Accommodation and services provided by Clearsprings have been repeatedly criticised for their poor quality, with some asylum seekers living in what has been described as "dire living conditions".

History 
Clearsprings Ready Homes is a subsidiary of Clearsprings (Management) Ltd. and was previously part of Clearel Limited. In 2007, Clearsprings won a contract to operate Approved Premises for people on bail – it subsequently opened more than 160 housing units. The company was accused of failing to properly consult local councils about their accommodation.

In 2015 the company was investigated by HM Revenue and Customs relating to its taxes; it later paid more than £200,000 in a settlement. Clearsprings were also fined £60,000 in 2021 for offences relating to a property in Newport which included failing to maintain fire alarms.

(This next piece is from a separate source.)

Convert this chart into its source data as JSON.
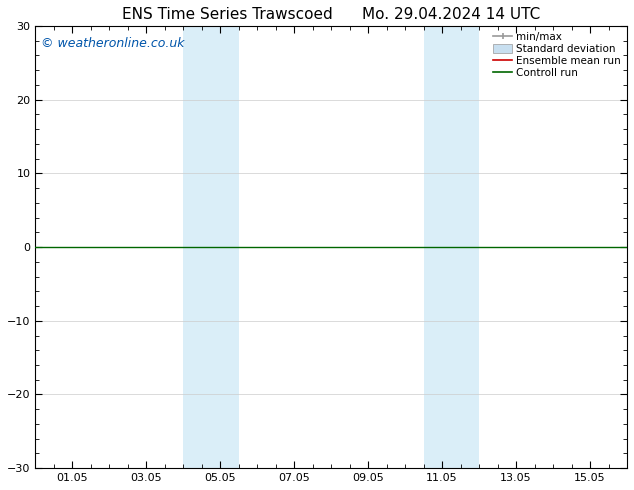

In 2021 the company's directors were paid £7 million in dividends as they reported a £4.4 million annual profit.

Asylum seeker housing 
Clearsprings Ready Homes has provided accommodation for asylum seekers since at least 2000. It has operated all such accommodation in Wales since 2012, a contract which was valued at £119 million in 2016. The company currently has two ten-year contracts with the British government to operate accommodation for asylum seekers in Wales and the South of England until 2029, at a total cost of over £1 billion.

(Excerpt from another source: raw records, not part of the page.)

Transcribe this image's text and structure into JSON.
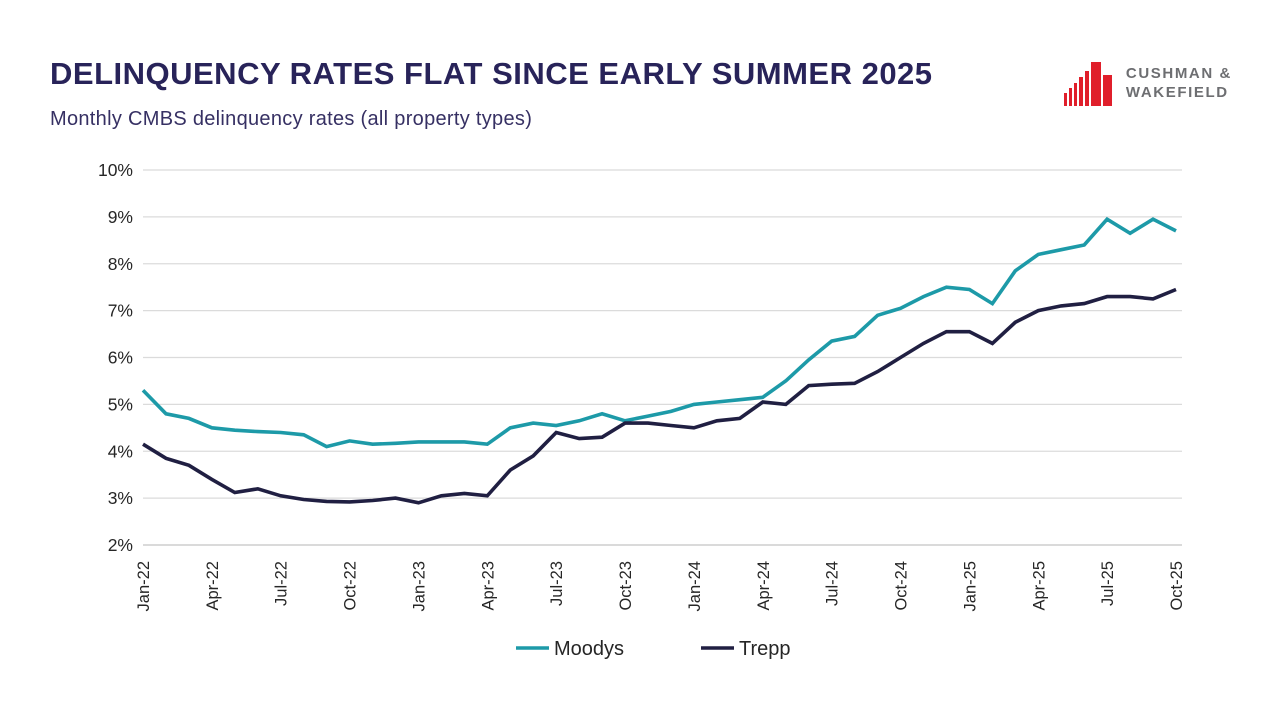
{
  "header": {
    "title": "DELINQUENCY RATES FLAT SINCE EARLY SUMMER 2025",
    "subtitle": "Monthly CMBS delinquency rates (all property types)"
  },
  "logo": {
    "name": "cushman-wakefield-logo",
    "line1": "CUSHMAN &",
    "line2": "WAKEFIELD",
    "icon_color": "#E01F2B",
    "text_color": "#6D6E71"
  },
  "chart_data": {
    "type": "line",
    "title": "Monthly CMBS delinquency rates (all property types)",
    "categories": [
      "Jan-22",
      "Feb-22",
      "Mar-22",
      "Apr-22",
      "May-22",
      "Jun-22",
      "Jul-22",
      "Aug-22",
      "Sep-22",
      "Oct-22",
      "Nov-22",
      "Dec-22",
      "Jan-23",
      "Feb-23",
      "Mar-23",
      "Apr-23",
      "May-23",
      "Jun-23",
      "Jul-23",
      "Aug-23",
      "Sep-23",
      "Oct-23",
      "Nov-23",
      "Dec-23",
      "Jan-24",
      "Feb-24",
      "Mar-24",
      "Apr-24",
      "May-24",
      "Jun-24",
      "Jul-24",
      "Aug-24",
      "Sep-24",
      "Oct-24",
      "Nov-24",
      "Dec-24",
      "Jan-25",
      "Feb-25",
      "Mar-25",
      "Apr-25",
      "May-25",
      "Jun-25",
      "Jul-25",
      "Aug-25",
      "Sep-25",
      "Oct-25"
    ],
    "series": [
      {
        "name": "Moodys",
        "color": "#1D9AA8",
        "values": [
          5.3,
          4.8,
          4.7,
          4.5,
          4.45,
          4.42,
          4.4,
          4.35,
          4.1,
          4.22,
          4.15,
          4.17,
          4.2,
          4.2,
          4.2,
          4.15,
          4.5,
          4.6,
          4.55,
          4.65,
          4.8,
          4.65,
          4.75,
          4.85,
          5.0,
          5.05,
          5.1,
          5.15,
          5.5,
          5.95,
          6.35,
          6.45,
          6.9,
          7.05,
          7.3,
          7.5,
          7.45,
          7.15,
          7.85,
          8.2,
          8.3,
          8.4,
          8.95,
          8.65,
          8.95,
          8.7
        ]
      },
      {
        "name": "Trepp",
        "color": "#201F42",
        "values": [
          4.15,
          3.85,
          3.7,
          3.4,
          3.12,
          3.2,
          3.05,
          2.97,
          2.93,
          2.92,
          2.95,
          3.0,
          2.9,
          3.05,
          3.1,
          3.05,
          3.6,
          3.9,
          4.4,
          4.27,
          4.3,
          4.6,
          4.6,
          4.55,
          4.5,
          4.65,
          4.7,
          5.05,
          5.0,
          5.4,
          5.43,
          5.45,
          5.7,
          6.0,
          6.3,
          6.55,
          6.55,
          6.3,
          6.75,
          7.0,
          7.1,
          7.15,
          7.3,
          7.3,
          7.25,
          7.45
        ]
      }
    ],
    "ylim": [
      2,
      10
    ],
    "ytick_step": 1,
    "ytick_suffix": "%",
    "x_tick_every": 3,
    "grid": "horizontal",
    "gridline_color": "#DBDBDB",
    "axisline_color": "#C4C4C4",
    "tick_label_color": "#262626",
    "legend_position": "bottom-center",
    "legend": [
      "Moodys",
      "Trepp"
    ]
  }
}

At temporary asylum seeker accommodation run by Clearsprings in Cardiff, residents were forced to wear red wrist bands to receive food. After the practice sparked controversy in 2016, including comments from the First Minister, Clearsprings reported that they would be scrapping the scheme. The accommodation, Lynx House, had also been found to be overcrowded and host to poor living conditions. Problems included damp carpets, malfunctioning fire alarms, and leaking plumbing. The Home Office received 59 complains about Clearsprings' accommodation services in 2016.

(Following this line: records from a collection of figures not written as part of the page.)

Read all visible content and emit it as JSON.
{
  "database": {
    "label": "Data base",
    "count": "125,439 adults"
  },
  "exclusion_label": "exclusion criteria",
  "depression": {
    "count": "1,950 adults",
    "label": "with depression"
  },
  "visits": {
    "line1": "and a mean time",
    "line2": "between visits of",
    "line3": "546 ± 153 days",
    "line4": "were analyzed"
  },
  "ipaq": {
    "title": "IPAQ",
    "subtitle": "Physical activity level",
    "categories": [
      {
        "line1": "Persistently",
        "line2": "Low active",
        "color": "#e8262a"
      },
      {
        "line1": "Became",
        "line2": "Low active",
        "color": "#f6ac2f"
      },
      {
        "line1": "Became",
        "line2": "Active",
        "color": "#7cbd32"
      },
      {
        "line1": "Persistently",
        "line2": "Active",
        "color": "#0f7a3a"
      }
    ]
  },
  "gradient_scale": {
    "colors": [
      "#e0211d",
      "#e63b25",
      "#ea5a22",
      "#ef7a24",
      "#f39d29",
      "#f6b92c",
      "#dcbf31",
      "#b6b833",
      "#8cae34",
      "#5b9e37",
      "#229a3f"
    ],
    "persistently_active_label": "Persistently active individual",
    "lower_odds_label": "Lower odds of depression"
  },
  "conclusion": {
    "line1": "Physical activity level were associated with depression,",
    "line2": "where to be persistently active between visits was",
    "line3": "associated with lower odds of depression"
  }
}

A 2019 investigation by The Guardian found that asylum seekers in Southall, London, were being housed in "dire living conditions" in properties managed by a company paid by Clearsprings, finding them to be overcrowded, lacking functioning facilities, and overrun with pests. Lawyers said the situation could be a breach of human rights legislation. The Home Office said that "urgent action" would be taken to rectify problems in the housing, and soon after the investigation was published improvements were made.

In June 2020, a three-year-old boy died at a house owned by Clearsprings. An investigation was opened to uncover the exact cause of death.

Since 2020, Clearsprings have operated asylum seeker housing at the former military camp in Penally, Pembrokeshire, and at Napier Barracks in Kent. Residents at these sites have gone on hunger strike and have attempted suicide. Volunteers working at the Napier barracks were made to sign confidentiality agreements under the Official Secrets Act. In January 2021 a fire was started at the Napier site; 14 men were arrested in response. Residents at these barracks reported that they went without electricity, heating, and clean drinking water after the fire. Some residents reported "repeated" complaints to Clearsprings over poor living conditions, including poorly cooked food. The Red Cross called on the UK government to remove all asylum seekers from the location due to the conditions.

In December 2021 another investigation by The Guardian revealed the poor conditions of asylum seekers living in Clearsprings operated flats in Uxbridge and South Ruislip, with residents housed for multiple years in accommodation which was too small, dirty, damp or poorly maintained. Clearsprings stated they would be making urgent repairs in response and moved some residents to other accommodation.

In January 2022 an investigation by Corporate Watch and The Canary revealed asylum seekers were being housed in an insect-infested hotel in London ran by Clearsprings. In addition to bed bugs, a family of eight reportedly experienced a ceiling caving in, water leaks from the apartment above, insufficient food, lack of hot water, lack of electricity, and a dangerous electrical installation.